Severs N J
Department of Cardiac Medicine, National Heart and Lung Institute, London U.K.
J Microsc. 1991 Jan;161(Pt 1):109-34. doi: 10.1111/j.1365-2818.1991.tb03077.x.
A wide variety of methods by which cytochemistry and freeze-fracture can be successfully combined have recently become available. All these techniques are designed to provide information on the chemical nature of structural components revealed by freeze-fracture, but differ in how this is achieved, in precisely what type of information is obtained, and in which types of specimen can be studied. Colloidal gold labelling is the most widely used cytochemical technique in freeze-fracture cytochemistry, and for many of the methods it is indispensable. In principle, there are four points in which the cytochemical labelling step may be integrated into the standard freeze-fracture procedure: (i) before the specimen has been frozen, (ii) after it has been fractured and thawed, (iii) after platinum shadowing or (iv) after completion of the full replication sequence. Retention of the gold label so that it can be viewed with replicas can be achieved by depositing platinum and/or carbon upon the labelled surface, thereby partially entrapping the marker particles within the replica, or by retaining, attached to the replica, fragments of fractured membrane (or other cellular components) that would normally have been lost during the replica cleaning step. Another approach to visualizing the label is to use sections, either with portions of a replica included face-on, or for examining the fracture path through the sample (without replica).
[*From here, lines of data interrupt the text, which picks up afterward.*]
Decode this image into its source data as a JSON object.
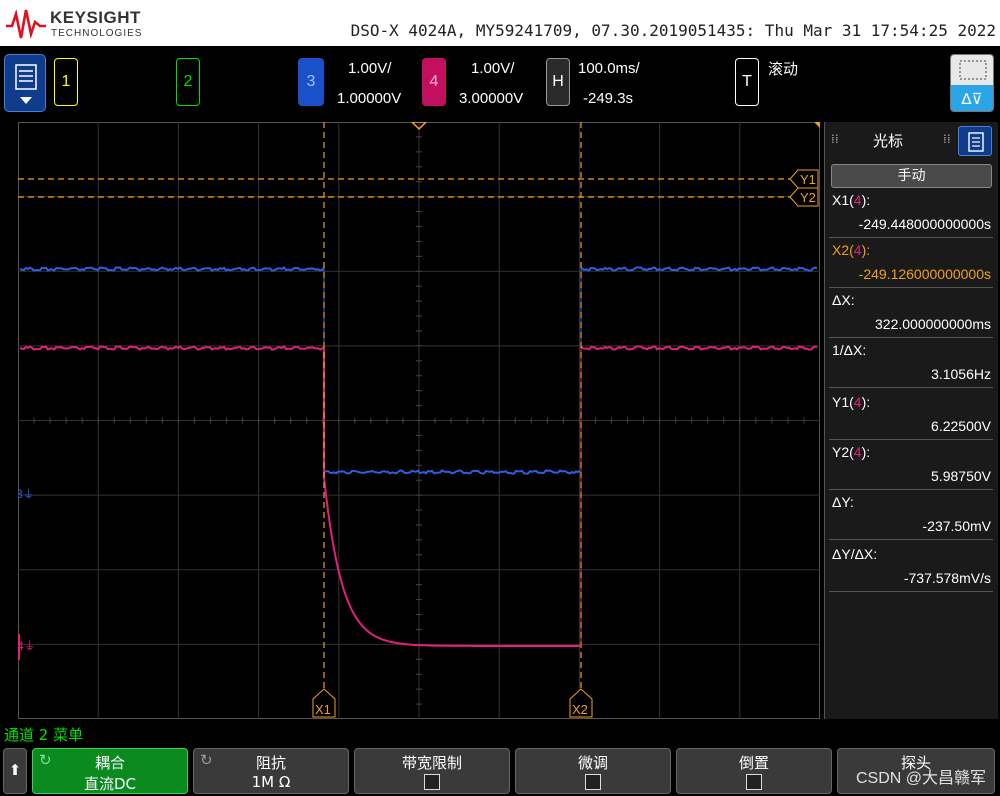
{
  "header": {
    "brand": "KEYSIGHT",
    "brand_sub": "TECHNOLOGIES",
    "status_line": "DSO-X 4024A, MY59241709, 07.30.2019051435: Thu Mar 31 17:54:25 2022"
  },
  "channels": {
    "ch1_label": "1",
    "ch2_label": "2",
    "ch3_label": "3",
    "ch3_scale": "1.00V/",
    "ch3_offset": "1.00000V",
    "ch4_label": "4",
    "ch4_scale": "1.00V/",
    "ch4_offset": "3.00000V"
  },
  "horizontal": {
    "label": "H",
    "scale": "100.0ms/",
    "position": "-249.3s"
  },
  "trigger": {
    "label": "T",
    "mode": "滚动"
  },
  "screen_labels": {
    "y1": "Y1",
    "y2": "Y2",
    "x1": "X1",
    "x2": "X2",
    "ch3_marker": "3",
    "ch4_marker": "4"
  },
  "cursors_panel": {
    "title": "光标",
    "mode": "手动",
    "x1_label": "X1(4):",
    "x1_value": "-249.448000000000s",
    "x2_label": "X2(4):",
    "x2_value": "-249.126000000000s",
    "dx_label": "ΔX:",
    "dx_value": "322.000000000ms",
    "inv_dx_label": "1/ΔX:",
    "inv_dx_value": "3.1056Hz",
    "y1_label": "Y1(4):",
    "y1_value": "6.22500V",
    "y2_label": "Y2(4):",
    "y2_value": "5.98750V",
    "dy_label": "ΔY:",
    "dy_value": "-237.50mV",
    "dydx_label": "ΔY/ΔX:",
    "dydx_value": "-737.578mV/s"
  },
  "bottom": {
    "channel_menu": "通道 2 菜单",
    "coupling_label": "耦合",
    "coupling_value": "直流DC",
    "impedance_label": "阻抗",
    "impedance_value": "1M Ω",
    "bw_limit_label": "带宽限制",
    "fine_label": "微调",
    "invert_label": "倒置",
    "probe_label": "探头"
  },
  "watermark": "CSDN @大昌赣军",
  "colors": {
    "ch1": "#ffff00",
    "ch2": "#00e000",
    "ch3": "#2f5fe0",
    "ch4": "#e0207a",
    "cursor": "#f0a020",
    "active_softkey": "#0b8a20"
  }
}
Recent developments have centered on the use of replicas to stabilize half-membrane leaflets; not only may these and associated attached components be retained for labelling just before mounting, but they provide a means for manipulating the specimen--specifically, turning it over during processing--so that additional structural information can be obtained. This article aims to explain how modern freeze-fracture cytochemistry works, and how the various techniques differ in what they can tell us about membranes and other cellular structures. With the effectiveness of many of the techniques now demonstrated, freeze-fracture cytochemistry is firmly established, alongside a range of related labelling techniques, for increasing application in cell and membrane biology in the 1990s.
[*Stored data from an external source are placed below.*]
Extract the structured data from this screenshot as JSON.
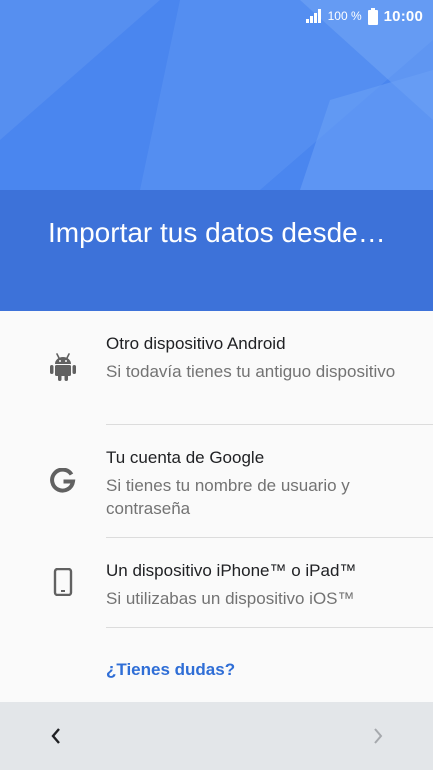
{
  "status": {
    "battery_pct": "100 %",
    "time": "10:00",
    "icons": [
      "signal-icon",
      "battery-icon"
    ]
  },
  "header": {
    "title": "Importar tus datos desde…"
  },
  "options": [
    {
      "icon": "android-icon",
      "title": "Otro dispositivo Android",
      "subtitle": "Si todavía tienes tu antiguo dispositivo"
    },
    {
      "icon": "google-g-icon",
      "title": "Tu cuenta de Google",
      "subtitle": "Si tienes tu nombre de usuario y contraseña"
    },
    {
      "icon": "phone-icon",
      "title": "Un dispositivo iPhone™ o iPad™",
      "subtitle": "Si utilizabas un dispositivo iOS™"
    }
  ],
  "help": {
    "label": "¿Tienes dudas?"
  },
  "navigation": {
    "back_icon": "chevron-left-icon",
    "next_icon": "chevron-right-icon"
  },
  "colors": {
    "hero_bg": "#4a86ef",
    "title_band": "#3d72d9",
    "link": "#2f6ed6",
    "icon": "#616161",
    "nav_bar": "#e3e6e9"
  }
}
最近出现了各种各样能成功将细胞化学与冷冻断裂相结合的方法。所有这些技术旨在提供有关冷冻断裂所揭示的结构成分化学性质的信息,但在实现方式、获取的具体信息类型以及可研究的标本类型方面存在差异。胶体金标记是冷冻断裂细胞化学中使用最广泛的细胞化学技术,并且在许多方法中它是不可或缺的。原则上,细胞化学标记步骤可在四个点整合到标准冷冻断裂程序中:(i)在标本冷冻之前;(ii)在标本断裂和解冻之后;(iii)在铂阴影投射之后;或(iv)在完整复制序列完成之后。通过在标记表面沉积铂和/或碳,从而将标记颗粒部分截留在复制品内,或者通过保留附着在复制品上的断裂膜(或其他细胞成分)碎片(这些碎片在复制品清洗步骤中通常会丢失),可以实现金标记的保留以便能用复制品观察到。另一种观察标记的方法是使用切片,要么包含正面朝上的复制品部分,要么用于检查穿过样品的断裂路径(不使用复制品)。最近的进展集中在使用复制品来稳定半膜小叶;这些以及相关的附着成分不仅可以在安装前保留用于标记,而且它们提供了一种操纵标本的方法——具体来说,在处理过程中翻转标本——以便可以获得额外的结构信息。本文旨在解释现代冷冻断裂细胞化学的工作原理,以及各种技术在它们能告诉我们有关膜和其他细胞结构的信息方面有何不同。随着现在许多技术的有效性得到证明,冷冻断裂细胞化学与一系列相关标记技术一起,在20世纪90年代细胞和膜生物学中的应用日益广泛,已牢固确立。